The Internet has permanently altered the political landscape. The “Drudge Report” is now a vital part of most journalists’ daily routine and has easily as much influence as any editorial from The New York Times or The Washington Post.
Where stories could once be ignored or buried by deliberate neglect, they are now circulated and expanded upon, often to the dismay of old media’s “progressive” pundits. The World Wide Web has seen a steady increase in traffic and the importance of on-line magazines or electronic newspapers has been revolutionary. “The Tentacle”, our own political arena, has been a growing part of this phenomenon.
Such electronic publications are the new weather vanes of politics, tipping off readers to the possibility of the winds of fortune changing direction. In news and political opinion, it isn’t enough to be solidly researched or well written for a story or column to be successful. It has to be timely.
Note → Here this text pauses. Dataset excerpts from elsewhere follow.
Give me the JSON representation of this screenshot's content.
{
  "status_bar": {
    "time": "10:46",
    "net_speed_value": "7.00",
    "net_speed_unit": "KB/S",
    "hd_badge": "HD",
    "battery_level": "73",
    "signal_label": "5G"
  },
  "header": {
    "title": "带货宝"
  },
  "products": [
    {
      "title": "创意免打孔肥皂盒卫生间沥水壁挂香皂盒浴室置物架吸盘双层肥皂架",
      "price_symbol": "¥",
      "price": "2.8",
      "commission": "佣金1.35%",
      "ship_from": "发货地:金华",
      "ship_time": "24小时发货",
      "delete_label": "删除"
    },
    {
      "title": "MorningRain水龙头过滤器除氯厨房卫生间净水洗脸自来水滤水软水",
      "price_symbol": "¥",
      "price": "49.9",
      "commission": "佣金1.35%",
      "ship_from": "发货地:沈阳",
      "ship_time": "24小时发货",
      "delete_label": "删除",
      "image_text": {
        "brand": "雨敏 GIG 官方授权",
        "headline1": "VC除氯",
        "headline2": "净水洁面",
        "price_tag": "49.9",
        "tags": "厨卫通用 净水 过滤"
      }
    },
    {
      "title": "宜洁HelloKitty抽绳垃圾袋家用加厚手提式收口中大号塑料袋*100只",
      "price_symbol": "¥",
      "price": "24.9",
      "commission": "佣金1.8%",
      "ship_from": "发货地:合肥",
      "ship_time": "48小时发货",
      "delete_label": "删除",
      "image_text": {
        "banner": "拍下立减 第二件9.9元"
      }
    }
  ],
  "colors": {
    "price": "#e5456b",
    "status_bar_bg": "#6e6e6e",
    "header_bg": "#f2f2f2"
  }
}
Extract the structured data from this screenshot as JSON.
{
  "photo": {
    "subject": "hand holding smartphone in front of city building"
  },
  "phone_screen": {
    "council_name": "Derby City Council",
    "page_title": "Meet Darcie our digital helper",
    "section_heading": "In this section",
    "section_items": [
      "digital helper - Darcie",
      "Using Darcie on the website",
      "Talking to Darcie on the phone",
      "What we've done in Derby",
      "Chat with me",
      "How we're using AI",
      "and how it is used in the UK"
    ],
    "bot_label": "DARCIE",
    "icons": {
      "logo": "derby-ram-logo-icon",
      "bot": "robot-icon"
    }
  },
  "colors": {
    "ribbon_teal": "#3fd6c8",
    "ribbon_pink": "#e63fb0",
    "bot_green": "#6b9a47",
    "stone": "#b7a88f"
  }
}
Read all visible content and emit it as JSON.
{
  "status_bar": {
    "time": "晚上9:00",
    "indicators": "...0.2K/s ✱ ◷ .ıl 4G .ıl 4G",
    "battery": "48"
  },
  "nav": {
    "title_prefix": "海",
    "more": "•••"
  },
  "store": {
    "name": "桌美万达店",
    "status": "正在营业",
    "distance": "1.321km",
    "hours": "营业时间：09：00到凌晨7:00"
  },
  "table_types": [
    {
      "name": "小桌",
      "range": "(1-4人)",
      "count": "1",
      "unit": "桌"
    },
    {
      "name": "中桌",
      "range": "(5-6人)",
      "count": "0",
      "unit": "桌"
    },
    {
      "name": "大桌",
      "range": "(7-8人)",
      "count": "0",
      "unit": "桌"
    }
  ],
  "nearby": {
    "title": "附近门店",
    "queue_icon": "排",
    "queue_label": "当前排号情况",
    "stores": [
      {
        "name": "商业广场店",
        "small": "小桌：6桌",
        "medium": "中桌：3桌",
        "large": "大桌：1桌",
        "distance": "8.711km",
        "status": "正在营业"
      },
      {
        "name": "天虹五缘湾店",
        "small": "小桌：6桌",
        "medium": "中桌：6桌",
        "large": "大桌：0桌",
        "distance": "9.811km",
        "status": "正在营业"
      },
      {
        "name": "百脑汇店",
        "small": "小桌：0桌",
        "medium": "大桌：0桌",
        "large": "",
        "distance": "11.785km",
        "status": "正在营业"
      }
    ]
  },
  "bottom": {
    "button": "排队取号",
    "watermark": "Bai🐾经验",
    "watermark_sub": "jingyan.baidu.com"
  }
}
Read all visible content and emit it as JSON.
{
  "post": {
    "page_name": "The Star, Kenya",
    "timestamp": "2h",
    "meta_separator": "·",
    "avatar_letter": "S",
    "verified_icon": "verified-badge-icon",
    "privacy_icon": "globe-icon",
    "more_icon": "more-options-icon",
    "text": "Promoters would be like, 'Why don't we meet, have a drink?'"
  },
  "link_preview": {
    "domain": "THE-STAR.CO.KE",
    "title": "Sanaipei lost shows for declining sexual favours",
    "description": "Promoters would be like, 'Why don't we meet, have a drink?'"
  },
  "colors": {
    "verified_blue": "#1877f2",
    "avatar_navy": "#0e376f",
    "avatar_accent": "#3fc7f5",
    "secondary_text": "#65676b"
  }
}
That puts writers and columnists in the forecasting business. One has to judge the probable direction and outcome of events before they happen in order to have the time to get the column or story out. Deadlines and event cycles drive writers to work late hours and even then their work may be eclipsed by a new story or a twist of fate unforeseen back when the story was being written.
It’s safe to claim that Internet-driven stories now make up much of the news we get from major/old media news outlets. This can be devastating politically. The Michael Olesker resignation wouldn’t have happened 10 years ago. The Internet made both the research and the expose possible.
Because The Tentacle allows writers like Kevin Dayhoff to have a place to publish, it was possible for his work of last December 21 to have an impact. That story revealed that Michael Olesker had used two paragraphs from a Washington Post article about Sen. Max Cleland, without attribution, in one of his own columns.
This spurred others to do further investigation and – in the end – Mr. Olesker resigned because other similar incidents were uncovered. You can bet that The (Baltimore) Sun was not interested in investigating one of its own. Otherwise how can you explain the fact that the “The Baltimore Sun” never found a problem in the many years that Mr. Olesker wrote for them? If “The Tentacle” had not existed, then it is unlikely Mr. Dayhoff’s work would have seen the light of day and Mr. Olesker would still be writing.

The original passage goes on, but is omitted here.